Since I've recently been appointed head of the wind and brass department and Principal guest conductor of the Chicago College of Performing Arts of Roosevelt University, I thought it was time to trumpet (trombone) the qualities of my school (and alma mater,) because of the excellent program for aspiring performance musicians they have created. I also want to talk about the trombone studio that I am responsible for, and with which I take pride in.

I run the trombone studio on the European model, that is to say it is a trombone class where as many people attend together at one time in order to cover more ground and have people get used to performing in front of others. I usually do this over a 2 day period, with about 4 students coming each day. This gives a student the possibility of a potential 8 hours a week access to me as trombone instructor. I do a lot of playing to demonstrate the things I teach, because I believe letting the student hear something you are trying to get across is the best way to communicate an idea. Besides, it's a great challenge for a teacher to pick up the horn cold every time and sound good enough to convince people that you should be the teacher! Which brings me to one of the most important things I try to impart to my students; the biggest problem we have as trombone players is sounding warmed up when we're not, because the chances are in an orchestral setting your never going to be warmed up because we don't play often enough to feel warmed up. I try to get people to develop such a strong mental concept that their sound is always there no matter how their embouchure's feel. Sometimes we will do what I call round-robin exercises, in which we pass around a passage from player to player (even me,) to see how much better it can get by hearing other players trying their best. Of course we spend an appropriate amount of time preparing students for auditions, because most of our students want to pursue playing careers and I wouldn't want it any other way. Besides that no one should become a teacher without some experience as a performer, because you couldn't relate to someone preparing for an audition or solo performance unless you went through it yourself.

One of the most valuable and unique courses offered by CCPA is the mock audition class. This class is designed to prepare students for orchestral auditions and tries to reproduce the conditions that players will encounter in real auditions. Needless to say this is one of the most valuable courses a budding orchestral player will ever experience. There is also an Orchestral Studies program, for those students of a high proficiency, focusing on an advanced course for preparation to an orchestral playing career, something unique in college curriculum.

Another new course introduced this year will be the wind repertory class. This is a course designed for wind players that will cover some of the most important repertoire for winds and brass in the orchestral literature and gives players a chance to read music not covered in the full orchestra.
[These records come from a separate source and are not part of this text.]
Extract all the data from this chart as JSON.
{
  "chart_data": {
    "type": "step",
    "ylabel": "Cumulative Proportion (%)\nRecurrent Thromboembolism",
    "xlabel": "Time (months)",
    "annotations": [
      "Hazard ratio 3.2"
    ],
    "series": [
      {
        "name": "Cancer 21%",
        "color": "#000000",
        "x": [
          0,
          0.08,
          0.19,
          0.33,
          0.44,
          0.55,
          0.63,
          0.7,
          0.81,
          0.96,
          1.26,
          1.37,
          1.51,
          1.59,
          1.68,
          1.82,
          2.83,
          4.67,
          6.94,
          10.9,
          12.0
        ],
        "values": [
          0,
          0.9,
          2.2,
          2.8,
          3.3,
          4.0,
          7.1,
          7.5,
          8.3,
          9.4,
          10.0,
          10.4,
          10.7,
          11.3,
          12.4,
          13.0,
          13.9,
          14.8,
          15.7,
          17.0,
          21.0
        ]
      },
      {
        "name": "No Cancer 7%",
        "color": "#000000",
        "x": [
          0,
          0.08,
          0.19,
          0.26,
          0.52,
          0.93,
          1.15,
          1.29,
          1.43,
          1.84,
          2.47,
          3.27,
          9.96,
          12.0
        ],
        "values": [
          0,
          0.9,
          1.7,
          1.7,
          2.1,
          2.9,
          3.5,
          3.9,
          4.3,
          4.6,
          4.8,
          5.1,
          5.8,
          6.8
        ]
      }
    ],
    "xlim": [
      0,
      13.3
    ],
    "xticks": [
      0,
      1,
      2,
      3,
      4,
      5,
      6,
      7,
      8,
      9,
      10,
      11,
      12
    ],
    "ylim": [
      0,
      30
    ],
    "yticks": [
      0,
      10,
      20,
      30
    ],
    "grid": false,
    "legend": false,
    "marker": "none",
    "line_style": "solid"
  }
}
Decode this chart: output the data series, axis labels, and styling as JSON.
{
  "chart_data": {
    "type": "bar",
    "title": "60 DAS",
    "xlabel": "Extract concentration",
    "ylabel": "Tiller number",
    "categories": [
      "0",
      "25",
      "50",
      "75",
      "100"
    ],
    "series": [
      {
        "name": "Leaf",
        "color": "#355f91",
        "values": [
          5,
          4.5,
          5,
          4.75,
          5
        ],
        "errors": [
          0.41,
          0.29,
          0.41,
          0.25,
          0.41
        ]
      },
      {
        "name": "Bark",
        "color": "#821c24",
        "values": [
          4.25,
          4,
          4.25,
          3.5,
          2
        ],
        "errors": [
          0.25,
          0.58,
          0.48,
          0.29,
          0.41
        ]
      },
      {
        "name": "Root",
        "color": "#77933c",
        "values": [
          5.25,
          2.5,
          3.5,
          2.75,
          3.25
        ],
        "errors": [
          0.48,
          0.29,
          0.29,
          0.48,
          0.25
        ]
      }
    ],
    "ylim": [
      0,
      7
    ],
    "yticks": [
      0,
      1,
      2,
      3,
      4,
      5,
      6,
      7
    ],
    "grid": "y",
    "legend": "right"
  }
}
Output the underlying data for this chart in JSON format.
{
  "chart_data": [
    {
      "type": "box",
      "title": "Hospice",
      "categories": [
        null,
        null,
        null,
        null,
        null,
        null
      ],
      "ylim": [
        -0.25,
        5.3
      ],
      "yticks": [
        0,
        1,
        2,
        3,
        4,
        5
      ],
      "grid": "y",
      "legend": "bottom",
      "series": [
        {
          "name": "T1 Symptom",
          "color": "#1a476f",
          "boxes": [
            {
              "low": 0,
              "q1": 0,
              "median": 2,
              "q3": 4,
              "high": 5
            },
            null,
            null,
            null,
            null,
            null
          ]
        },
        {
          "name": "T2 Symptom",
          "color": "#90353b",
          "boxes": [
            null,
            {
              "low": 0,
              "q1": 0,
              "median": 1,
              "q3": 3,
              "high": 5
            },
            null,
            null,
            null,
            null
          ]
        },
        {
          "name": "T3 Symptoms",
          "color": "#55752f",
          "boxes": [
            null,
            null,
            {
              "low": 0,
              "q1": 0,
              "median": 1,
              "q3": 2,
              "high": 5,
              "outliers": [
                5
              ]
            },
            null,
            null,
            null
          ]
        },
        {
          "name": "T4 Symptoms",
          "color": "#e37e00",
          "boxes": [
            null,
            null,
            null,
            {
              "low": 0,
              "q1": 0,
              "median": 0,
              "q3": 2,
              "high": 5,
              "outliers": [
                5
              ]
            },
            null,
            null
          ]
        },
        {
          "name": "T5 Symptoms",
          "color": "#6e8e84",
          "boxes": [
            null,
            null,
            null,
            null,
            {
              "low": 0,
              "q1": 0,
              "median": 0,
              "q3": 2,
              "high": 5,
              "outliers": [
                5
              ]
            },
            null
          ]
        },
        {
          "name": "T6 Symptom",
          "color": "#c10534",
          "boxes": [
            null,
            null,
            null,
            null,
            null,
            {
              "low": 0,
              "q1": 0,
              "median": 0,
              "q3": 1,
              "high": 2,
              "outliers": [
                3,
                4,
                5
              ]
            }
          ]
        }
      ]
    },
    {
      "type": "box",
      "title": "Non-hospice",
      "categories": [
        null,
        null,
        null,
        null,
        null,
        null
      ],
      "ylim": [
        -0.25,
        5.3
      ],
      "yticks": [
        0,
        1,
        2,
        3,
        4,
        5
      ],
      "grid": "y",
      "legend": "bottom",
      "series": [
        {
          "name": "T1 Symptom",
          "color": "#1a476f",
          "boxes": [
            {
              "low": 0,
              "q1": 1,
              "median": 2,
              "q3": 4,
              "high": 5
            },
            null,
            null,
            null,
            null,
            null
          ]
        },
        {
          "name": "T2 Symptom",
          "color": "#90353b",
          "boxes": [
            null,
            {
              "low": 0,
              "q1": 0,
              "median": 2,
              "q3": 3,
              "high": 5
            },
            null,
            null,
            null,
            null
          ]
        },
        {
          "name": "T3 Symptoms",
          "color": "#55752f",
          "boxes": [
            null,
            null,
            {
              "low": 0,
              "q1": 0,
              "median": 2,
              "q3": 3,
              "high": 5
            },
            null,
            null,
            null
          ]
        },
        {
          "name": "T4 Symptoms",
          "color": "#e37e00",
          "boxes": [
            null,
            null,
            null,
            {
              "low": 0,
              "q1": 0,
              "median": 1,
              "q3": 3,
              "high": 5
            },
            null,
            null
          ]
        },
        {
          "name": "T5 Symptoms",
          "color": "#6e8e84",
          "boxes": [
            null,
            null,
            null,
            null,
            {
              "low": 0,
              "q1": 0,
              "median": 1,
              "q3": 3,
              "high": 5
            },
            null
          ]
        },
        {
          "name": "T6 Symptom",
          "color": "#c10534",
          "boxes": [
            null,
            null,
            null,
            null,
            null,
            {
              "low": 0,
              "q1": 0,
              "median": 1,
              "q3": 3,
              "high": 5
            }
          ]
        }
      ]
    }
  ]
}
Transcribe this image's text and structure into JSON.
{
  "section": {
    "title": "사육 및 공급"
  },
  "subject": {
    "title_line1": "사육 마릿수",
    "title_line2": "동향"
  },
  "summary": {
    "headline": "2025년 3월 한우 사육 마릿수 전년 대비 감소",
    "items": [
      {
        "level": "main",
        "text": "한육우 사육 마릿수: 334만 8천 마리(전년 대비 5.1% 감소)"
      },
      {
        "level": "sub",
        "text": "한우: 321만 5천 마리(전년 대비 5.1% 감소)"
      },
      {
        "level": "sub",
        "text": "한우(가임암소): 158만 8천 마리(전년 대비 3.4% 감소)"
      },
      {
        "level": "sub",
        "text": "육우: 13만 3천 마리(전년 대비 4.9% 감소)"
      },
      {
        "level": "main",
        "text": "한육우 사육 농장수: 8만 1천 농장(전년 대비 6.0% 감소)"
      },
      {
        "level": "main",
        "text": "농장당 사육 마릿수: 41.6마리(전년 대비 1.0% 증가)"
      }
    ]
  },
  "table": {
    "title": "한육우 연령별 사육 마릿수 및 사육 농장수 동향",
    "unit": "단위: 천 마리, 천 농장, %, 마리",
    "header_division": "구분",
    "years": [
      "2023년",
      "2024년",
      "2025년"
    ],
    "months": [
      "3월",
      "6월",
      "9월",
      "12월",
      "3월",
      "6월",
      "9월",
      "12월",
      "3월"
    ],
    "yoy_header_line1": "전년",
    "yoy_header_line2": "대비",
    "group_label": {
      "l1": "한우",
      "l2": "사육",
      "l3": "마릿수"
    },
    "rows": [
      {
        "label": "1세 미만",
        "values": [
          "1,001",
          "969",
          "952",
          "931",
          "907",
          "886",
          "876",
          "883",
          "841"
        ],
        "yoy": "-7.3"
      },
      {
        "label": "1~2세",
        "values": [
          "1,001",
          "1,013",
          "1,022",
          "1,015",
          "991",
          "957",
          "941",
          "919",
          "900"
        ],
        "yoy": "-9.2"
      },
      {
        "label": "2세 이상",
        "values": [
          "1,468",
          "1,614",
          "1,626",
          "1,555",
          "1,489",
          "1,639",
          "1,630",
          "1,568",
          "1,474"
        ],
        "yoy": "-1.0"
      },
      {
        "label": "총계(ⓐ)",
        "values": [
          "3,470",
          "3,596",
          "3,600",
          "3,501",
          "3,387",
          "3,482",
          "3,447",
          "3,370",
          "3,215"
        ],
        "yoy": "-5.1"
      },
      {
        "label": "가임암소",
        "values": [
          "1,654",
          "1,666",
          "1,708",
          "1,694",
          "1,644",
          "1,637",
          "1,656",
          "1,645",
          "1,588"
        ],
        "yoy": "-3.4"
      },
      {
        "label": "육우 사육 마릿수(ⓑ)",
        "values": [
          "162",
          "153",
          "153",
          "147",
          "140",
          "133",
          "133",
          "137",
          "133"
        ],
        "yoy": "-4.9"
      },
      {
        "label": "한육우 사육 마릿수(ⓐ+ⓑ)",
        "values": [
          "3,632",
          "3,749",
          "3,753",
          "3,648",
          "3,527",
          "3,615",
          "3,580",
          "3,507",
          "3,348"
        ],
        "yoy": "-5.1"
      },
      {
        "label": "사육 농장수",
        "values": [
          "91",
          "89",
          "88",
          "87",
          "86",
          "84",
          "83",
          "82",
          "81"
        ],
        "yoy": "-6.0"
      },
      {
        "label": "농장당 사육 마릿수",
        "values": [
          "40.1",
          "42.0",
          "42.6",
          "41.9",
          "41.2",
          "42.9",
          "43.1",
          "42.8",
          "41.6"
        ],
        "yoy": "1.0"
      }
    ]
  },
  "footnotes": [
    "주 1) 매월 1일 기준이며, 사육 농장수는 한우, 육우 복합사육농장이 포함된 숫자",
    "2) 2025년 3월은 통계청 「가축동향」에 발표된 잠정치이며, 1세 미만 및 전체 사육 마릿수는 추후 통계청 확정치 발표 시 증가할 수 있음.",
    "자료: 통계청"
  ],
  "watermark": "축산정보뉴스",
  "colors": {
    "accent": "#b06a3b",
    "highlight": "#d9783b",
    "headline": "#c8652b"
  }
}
It is also valuable because most of normal orchestral rehearsal time is taken up with string issues because of the sheer volume of notes they play, therefore rarely going beneath the surface of the problems of wind instrument players. In addition there is a wind ensemble and brass ensemble program as well as chamber music and opera. Every year there is a gala concert performed in the world famous Auditorium Theater, one of the world's great concert and opera halls.

CCPA has assembled one of the strongest instrumental faculties in the world and includes top orchestral musicians as well as soloists.